"Part of the problem in contemporary Christianity, I believe, is that talk about freedom of the Spirit, about the grace which sweeps us off our feet and heals and transforms our lives, has been taken over surreptitiously by a kind of low-grade romanticism, colluding with an anti-intellectual streak in our culture, generating the assumption that the more spiritual you are, the less you need to think.

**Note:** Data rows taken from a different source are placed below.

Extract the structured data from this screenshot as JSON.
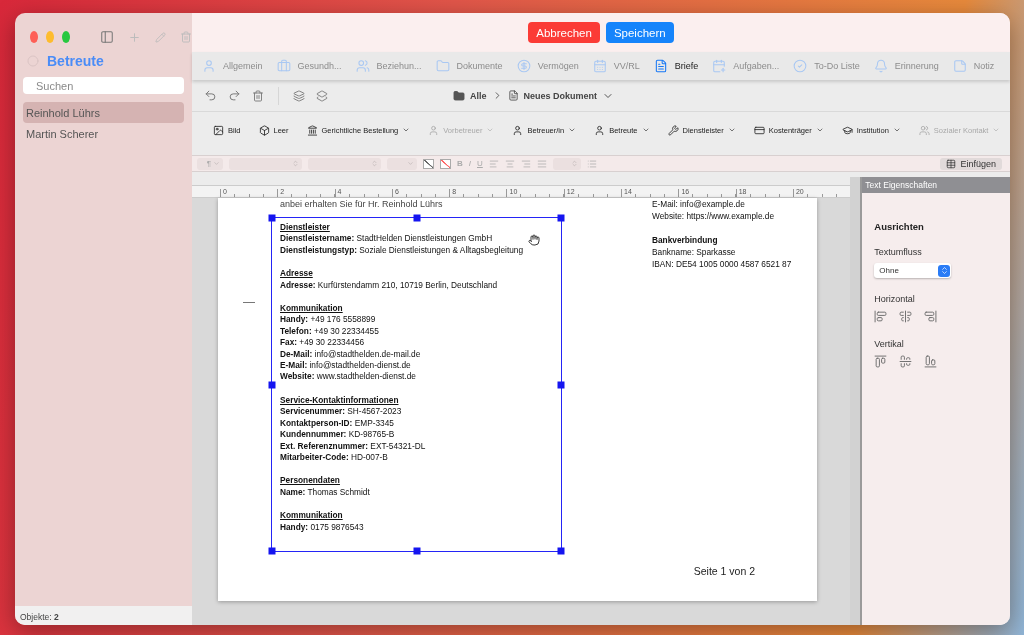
{
  "sidebar": {
    "title": "Betreute",
    "search": {
      "placeholder": "Suchen"
    },
    "items": [
      {
        "label": "Reinhold Lührs",
        "selected": true
      },
      {
        "label": "Martin Scherer",
        "selected": false
      }
    ],
    "footer": "Objekte: **2**"
  },
  "top_actions": [
    {
      "label": "Abbrechen",
      "kind": "cancel"
    },
    {
      "label": "Speichern",
      "kind": "save"
    }
  ],
  "tabs": [
    {
      "label": "Allgemein",
      "selected": false
    },
    {
      "label": "Gesundh...",
      "selected": false
    },
    {
      "label": "Beziehun...",
      "selected": false
    },
    {
      "label": "Dokumente",
      "selected": false
    },
    {
      "label": "Vermögen",
      "selected": false
    },
    {
      "label": "VV/RL",
      "selected": false
    },
    {
      "label": "Briefe",
      "selected": true
    },
    {
      "label": "Aufgaben...",
      "selected": false
    },
    {
      "label": "To-Do Liste",
      "selected": false
    },
    {
      "label": "Erinnerung",
      "selected": false
    },
    {
      "label": "Notiz",
      "selected": false
    }
  ],
  "breadcrumb": [
    "Alle",
    "Neues Dokument"
  ],
  "insert_tools": [
    {
      "label": "Bild",
      "dropdown": false,
      "disabled": false
    },
    {
      "label": "Leer",
      "dropdown": false,
      "disabled": false
    },
    {
      "label": "Gerichtliche Bestellung",
      "dropdown": true,
      "disabled": false
    },
    {
      "label": "Vorbetreuer",
      "dropdown": true,
      "disabled": true
    },
    {
      "label": "Betreuer/in",
      "dropdown": true,
      "disabled": false
    },
    {
      "label": "Betreute",
      "dropdown": true,
      "disabled": false
    },
    {
      "label": "Dienstleister",
      "dropdown": true,
      "disabled": false
    },
    {
      "label": "Kostenträger",
      "dropdown": true,
      "disabled": false
    },
    {
      "label": "Institution",
      "dropdown": true,
      "disabled": false
    },
    {
      "label": "Sozialer Kontakt",
      "dropdown": true,
      "disabled": true
    }
  ],
  "format_bar": {
    "paragraph": "¶",
    "bold": "B",
    "italic": "I",
    "underline": "U",
    "insert": "Einfügen"
  },
  "ruler": [
    "0",
    "2",
    "4",
    "6",
    "8",
    "10",
    "12",
    "14",
    "16",
    "18",
    "20"
  ],
  "document": {
    "intro": "anbei erhalten Sie für Hr. Reinhold Lührs",
    "frame_sections": [
      {
        "heading": "Dienstleister",
        "lines": [
          "**Dienstleistername:** StadtHelden Dienstleistungen GmbH",
          "**Dienstleistungstyp:** Soziale Dienstleistungen & Alltagsbegleitung"
        ]
      },
      {
        "heading": "Adresse",
        "lines": [
          "**Adresse:** Kurfürstendamm 210, 10719 Berlin, Deutschland"
        ]
      },
      {
        "heading": "Kommunikation",
        "lines": [
          "**Handy:** +49 176 5558899",
          "**Telefon:** +49 30 22334455",
          "**Fax:** +49 30 22334456",
          "**De-Mail:** info@stadthelden.de-mail.de",
          "**E-Mail:** info@stadthelden-dienst.de",
          "**Website:** www.stadthelden-dienst.de"
        ]
      },
      {
        "heading": "Service-Kontaktinformationen",
        "lines": [
          "**Servicenummer:** SH-4567-2023",
          "**Kontaktperson-ID:** EMP-3345",
          "**Kundennummer:** KD-98765-B",
          "**Ext. Referenznummer:** EXT-54321-DL",
          "**Mitarbeiter-Code:** HD-007-B"
        ]
      },
      {
        "heading": "Personendaten",
        "lines": [
          "**Name:** Thomas Schmidt"
        ]
      },
      {
        "heading": "Kommunikation",
        "lines": [
          "**Handy:** 0175 9876543"
        ]
      }
    ],
    "side_column": [
      {
        "kind": "line",
        "text": "E-Mail: info@example.de"
      },
      {
        "kind": "line",
        "text": "Website: https://www.example.de"
      },
      {
        "kind": "heading",
        "text": "Bankverbindung"
      },
      {
        "kind": "line",
        "text": "Bankname: Sparkasse"
      },
      {
        "kind": "line",
        "text": "IBAN: DE54 1005 0000 4587 6521 87"
      }
    ],
    "page_footer": "Seite 1 von 2"
  },
  "properties_panel": {
    "title": "Text Eigenschaften",
    "heading": "Ausrichten",
    "wrap_label": "Textumfluss",
    "wrap_value": "Ohne",
    "horizontal_label": "Horizontal",
    "vertical_label": "Vertikal"
  }
}
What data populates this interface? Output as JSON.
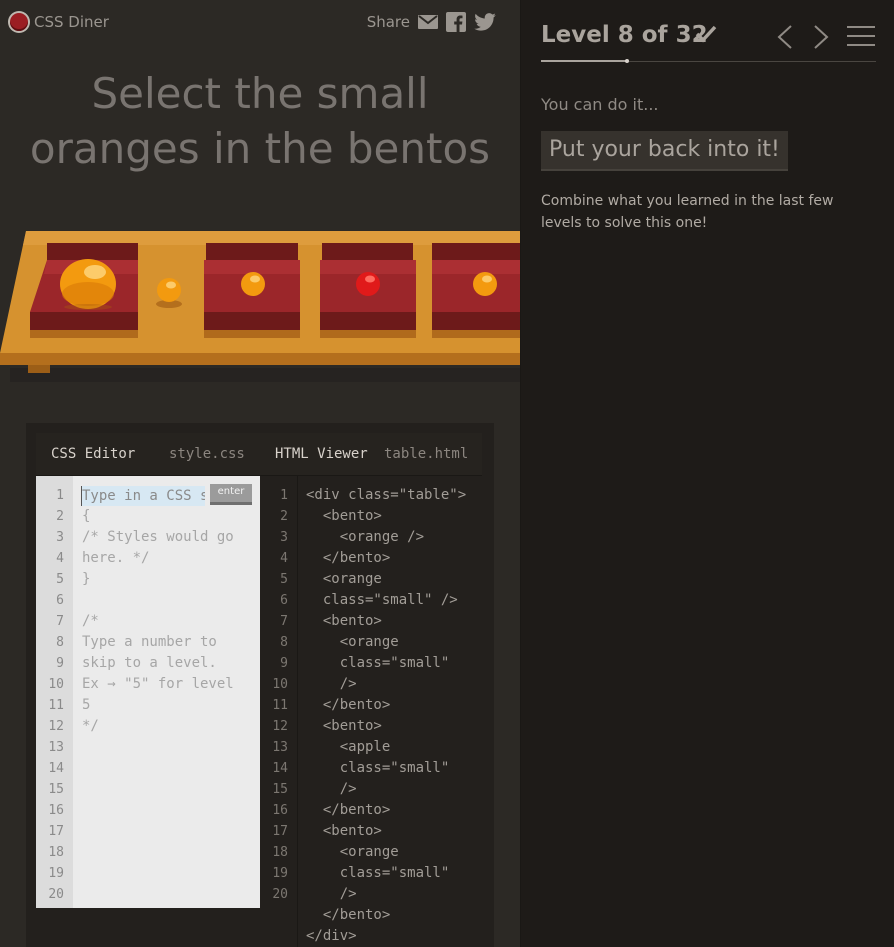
{
  "header": {
    "logo_text": "CSS Diner",
    "share_label": "Share",
    "share_icons": [
      "email-icon",
      "facebook-icon",
      "twitter-icon"
    ]
  },
  "instruction": "Select the small oranges in the bentos",
  "instruction_lines": [
    "Select the small",
    "oranges in the bentos"
  ],
  "editor": {
    "css_title": "CSS Editor",
    "css_file": "style.css",
    "html_title": "HTML Viewer",
    "html_file": "table.html",
    "input_placeholder": "Type in a CSS selector",
    "enter_label": "enter",
    "css_lines": [
      "",
      "{",
      "/* Styles would go",
      "here. */",
      "}",
      "",
      "/*",
      "Type a number to",
      "skip to a level.",
      "Ex → \"5\" for level",
      "5",
      "*/"
    ],
    "css_line_numbers": [
      "1",
      "2",
      "3",
      "4",
      "5",
      "6",
      "7",
      "8",
      "9",
      "10",
      "11",
      "12",
      "13",
      "14",
      "15",
      "16",
      "17",
      "18",
      "19",
      "20"
    ],
    "html_lines": [
      "<div class=\"table\">",
      "  <bento>",
      "    <orange />",
      "  </bento>",
      "  <orange",
      "  class=\"small\" />",
      "  <bento>",
      "    <orange",
      "    class=\"small\"",
      "    />",
      "  </bento>",
      "  <bento>",
      "    <apple",
      "    class=\"small\"",
      "    />",
      "  </bento>",
      "  <bento>",
      "    <orange",
      "    class=\"small\"",
      "    />",
      "  </bento>",
      "</div>"
    ],
    "html_line_numbers": [
      "1",
      "2",
      "3",
      "4",
      "5",
      "6",
      "7",
      "8",
      "9",
      "10",
      "11",
      "12",
      "13",
      "14",
      "15",
      "16",
      "17",
      "18",
      "19",
      "20"
    ]
  },
  "sidebar": {
    "level_text": "Level 8 of 32",
    "level_current": 8,
    "level_total": 32,
    "subhead": "You can do it...",
    "display_text": "Put your back into it!",
    "description": "Combine what you learned in the last few levels to solve this one!"
  },
  "colors": {
    "table": "#d6922f",
    "bento": "#9b262a",
    "orange": "#f39a0f",
    "apple": "#e01a1a",
    "left_bg": "#2c2925",
    "right_bg": "#1e1b18"
  }
}
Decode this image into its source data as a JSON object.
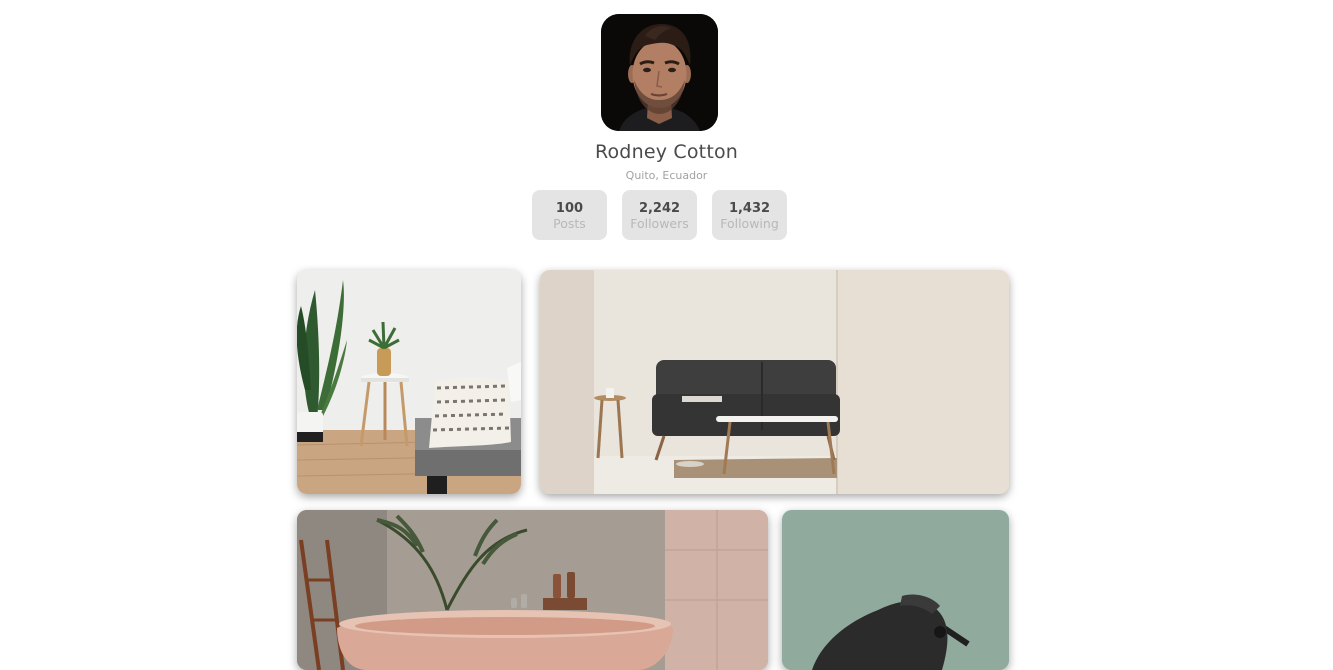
{
  "profile": {
    "name": "Rodney Cotton",
    "location": "Quito, Ecuador",
    "stats": [
      {
        "value": "100",
        "label": "Posts"
      },
      {
        "value": "2,242",
        "label": "Followers"
      },
      {
        "value": "1,432",
        "label": "Following"
      }
    ]
  },
  "gallery": {
    "photos": [
      {
        "subject": "living-room-plant-side-table"
      },
      {
        "subject": "living-room-dark-sofa"
      },
      {
        "subject": "bathroom-pink-bathtub"
      },
      {
        "subject": "green-wall-black-lamp"
      }
    ]
  },
  "colors": {
    "name_text": "#4a4a4a",
    "secondary_text": "#a2a2a2",
    "stat_background": "#e4e4e4"
  }
}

"I cannot stress too strongly that this is a mistake. The more genuinely spiritual you are, according to Romans 12 and Philippians 1, the more clearly and accurately and carefully you will think, particularly about what the completed goal of your Christian journey will be and hence what steps you should be taking, what habits you should be acquiring, as part of the journey toward that goals, right now. Thinking clearly and Christianly is thus both a key element within the total rehumanizing process (you won't be fully human if you leave your thinking and reasoning behind) and a vital part of the motor which drives the rest of that process." N.T. Wright in After You Believe
When Wright refers to "low-grade romanticism", he means the sort of magical idea that we will effortlessly and spontaneously do the right thing…or the notion that if we simply are "true to ourselves" we will be on the right path. The truth that Paul stresses repeatedly is that to grow in Christ, we must change our thinking.
I must also add, that for Wright, Paul's goal (the telos) is not a ticket to heaven; it is the we become complete (teleios), a thing Christ says ("Be complete as the Father is complete"), and Paul repeats frequently. God's goal for us in the end is like it was in the beginning: to have us be in His image, reigning with Him over His new creation.